Brigjen Prasetyo Perintahkan Bawahan Bakar Surat Jalan Djoko Tjandra

JAKARTA - Kabareskrim Polri, Komjen Listyo Sigit Prabowo mengatakan, Brigjen Prasetyo Utomo juga meminta saksi yang juga bawahannya untuk memusnahkan surat jalan Djoko Tjandra dengan cara dibakar.

Hal ini diketahui setelah pihaknya melakukan penyelidikan atas penerbitan surat jalan buronan kasus cessie (hak tagih) Bank Bali.

"Tersangka BJP PU (Brigjen Pol Prasetyo Utomo) sebagai pejabat Polri menyuruh Kompol Joni Andrianto untuk membakar surat yang telah dipergunakan dalam perjalanan oleh AK (Anita Kolopaling) dan JSC (Djoko Tjandra) termasuk tentunya oleh yang bersangkutan," kata Listyo di Mabes Polri, Senin, 27 Juli.

Menurut dia, tindakan Prasetyo tergolong menghalang-halangi proses penyidikan kasus ini. Sehingga dia dijerat dengan pasal 221 Ayat 1 ke-2 KUHP tentang menghalang-halangi penyidikan.

"Yang bersangkutan menghalang-halangi atau mempersukar penyidikan, menghancurkan dan menghilangkan sebagian barang bukti," kata Listyo.

Sebelumnya, Brigjen Prasetyo Utomo ditetapkan sebagai tersangka kasus dugaan pembuatan surat jalan yang digunakan buronan Djoko Tjandra. Brigjen Prasetyo dijerat pasal berlapis.

“Jadi hari ini telah dilaksanakan gelar perkara untuk menetapkan tersangka saudara BJP PU (Prasetyo Utomo) berdasarkan LP A 397 V 2020 Bareskrim tanggal 27 Juli 2020," ujar Kabareskrim Polri Komjen Listyo Sigit Prabowo, Senin, 27 Juli.

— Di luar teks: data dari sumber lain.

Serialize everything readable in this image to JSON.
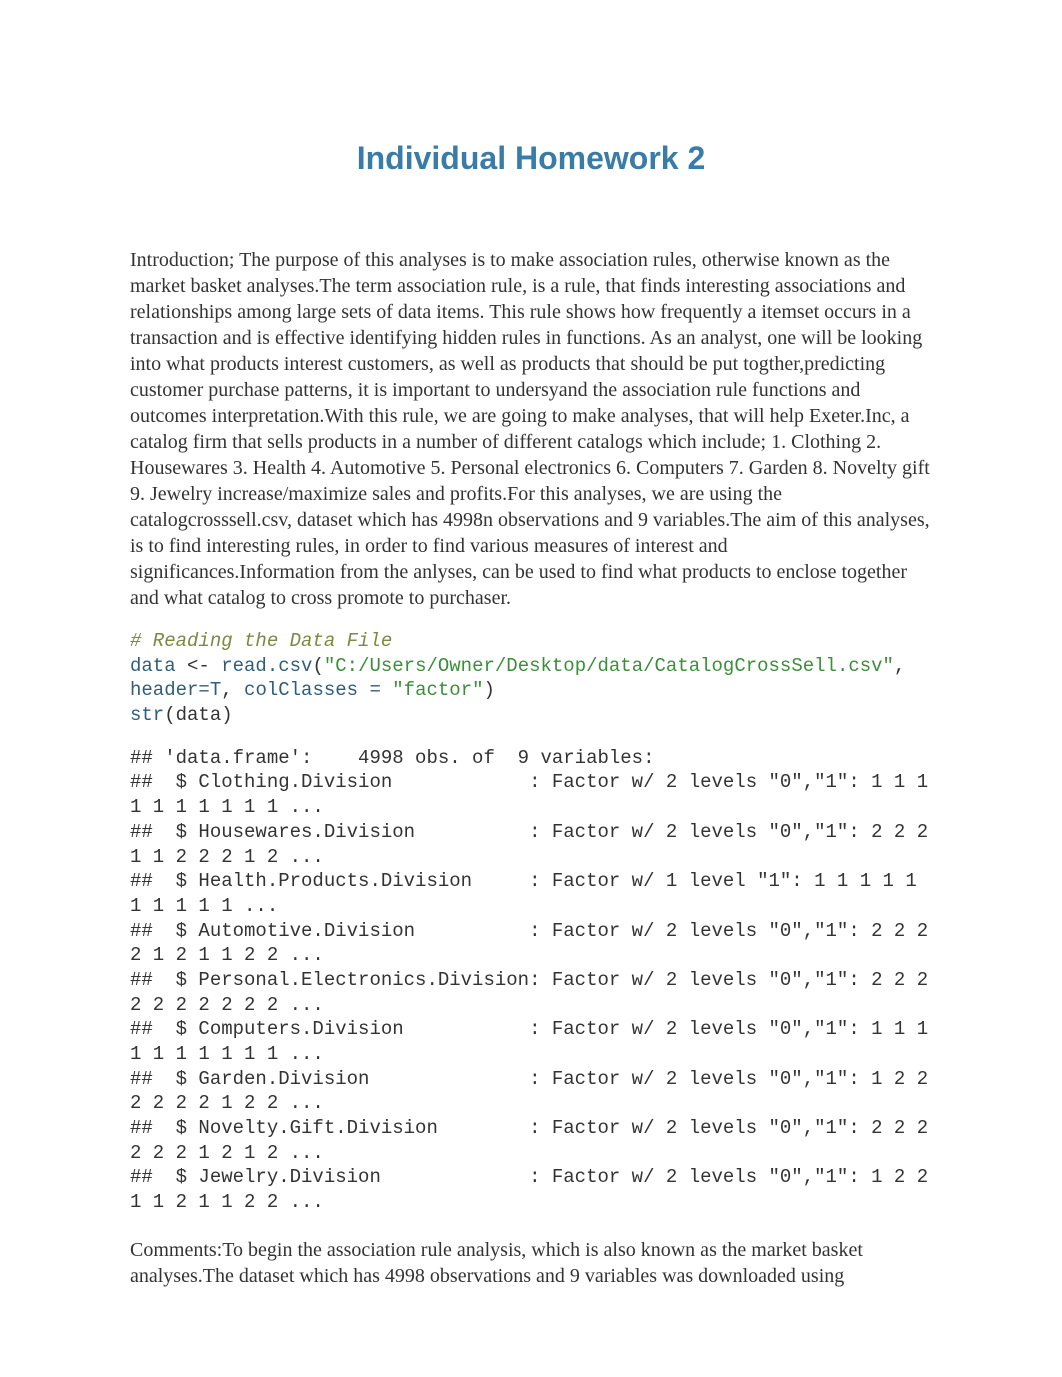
{
  "title": "Individual Homework 2",
  "intro": "Introduction; The purpose of this analyses is to make association rules, otherwise known as the market basket analyses.The term association rule, is a rule, that finds interesting associations and relationships among large sets of data items. This rule shows how frequently a itemset occurs in a transaction and is effective identifying hidden rules in functions. As an analyst, one will be looking into what products interest customers, as well as products that should be put togther,predicting customer purchase patterns, it is important to undersyand the association rule functions and outcomes interpretation.With this rule, we are going to make analyses, that will help Exeter.Inc, a catalog firm that sells products in a number of different catalogs which include; 1. Clothing 2. Housewares 3. Health 4. Automotive 5. Personal electronics 6. Computers 7. Garden 8. Novelty gift 9. Jewelry increase/maximize sales and profits.For this analyses, we are using the catalogcrosssell.csv, dataset which has 4998n observations and 9 variables.The aim of this analyses, is to find interesting rules, in order to find various measures of interest and significances.Information from the anlyses, can be used to find what products to enclose together and what catalog to cross promote to purchaser.",
  "code": {
    "comment": "# Reading the Data File",
    "line1_ident": "data ",
    "line1_assign": "<-",
    "line1_func": " read.csv",
    "line1_paren": "(",
    "line1_string": "\"C:/Users/Owner/Desktop/data/CatalogCrossSell.csv\"",
    "line1_comma": ", ",
    "line2_header": "header=",
    "line2_T": "T",
    "line2_sep": ", ",
    "line2_cc": "colClasses = ",
    "line2_ccv": "\"factor\"",
    "line2_close": ")",
    "line3_func": "str",
    "line3_paren": "(data)"
  },
  "output": "## 'data.frame':    4998 obs. of  9 variables:\n##  $ Clothing.Division            : Factor w/ 2 levels \"0\",\"1\": 1 1 1 1 1 1 1 1 1 1 ...\n##  $ Housewares.Division          : Factor w/ 2 levels \"0\",\"1\": 2 2 2 1 1 2 2 2 1 2 ...\n##  $ Health.Products.Division     : Factor w/ 1 level \"1\": 1 1 1 1 1 1 1 1 1 1 ...\n##  $ Automotive.Division          : Factor w/ 2 levels \"0\",\"1\": 2 2 2 2 1 2 1 1 2 2 ...\n##  $ Personal.Electronics.Division: Factor w/ 2 levels \"0\",\"1\": 2 2 2 2 2 2 2 2 2 2 ...\n##  $ Computers.Division           : Factor w/ 2 levels \"0\",\"1\": 1 1 1 1 1 1 1 1 1 1 ...\n##  $ Garden.Division              : Factor w/ 2 levels \"0\",\"1\": 1 2 2 2 2 2 2 1 2 2 ...\n##  $ Novelty.Gift.Division        : Factor w/ 2 levels \"0\",\"1\": 2 2 2 2 2 2 1 2 1 2 ...\n##  $ Jewelry.Division             : Factor w/ 2 levels \"0\",\"1\": 1 2 2 1 1 2 1 1 2 2 ...",
  "comments": "Comments:To begin the association rule analysis, which is also known as the market basket analyses.The dataset which has 4998 observations and 9 variables was downloaded using"
}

Penetapan tersangka tersebut bermula dari diterbitkanya Surat Pemberitahuan Dimulainya Penyidikan (SPDP) terkait penerbitan surat jalan atas nama Djoko Tjandra. Surat yang diterbitkan Brigjen Prasetyo bernomor: SJ/82/VI/2020/Rokorwas, pada 18 Juni 2020 menuliskan Djoko Tjandra berangkat ke Pontianak, Kalimantan Barat. Djoko Tjandra berangkat dari Jakarta pada 19 Juni dan kembali pada 22 Juni.

Terkait kasus ini, Brigjen Prasetyo Utomo dicopot dari jabatan Kepala Biro Koordinasi dan Pengawasan PPNS Bareskrim Polri.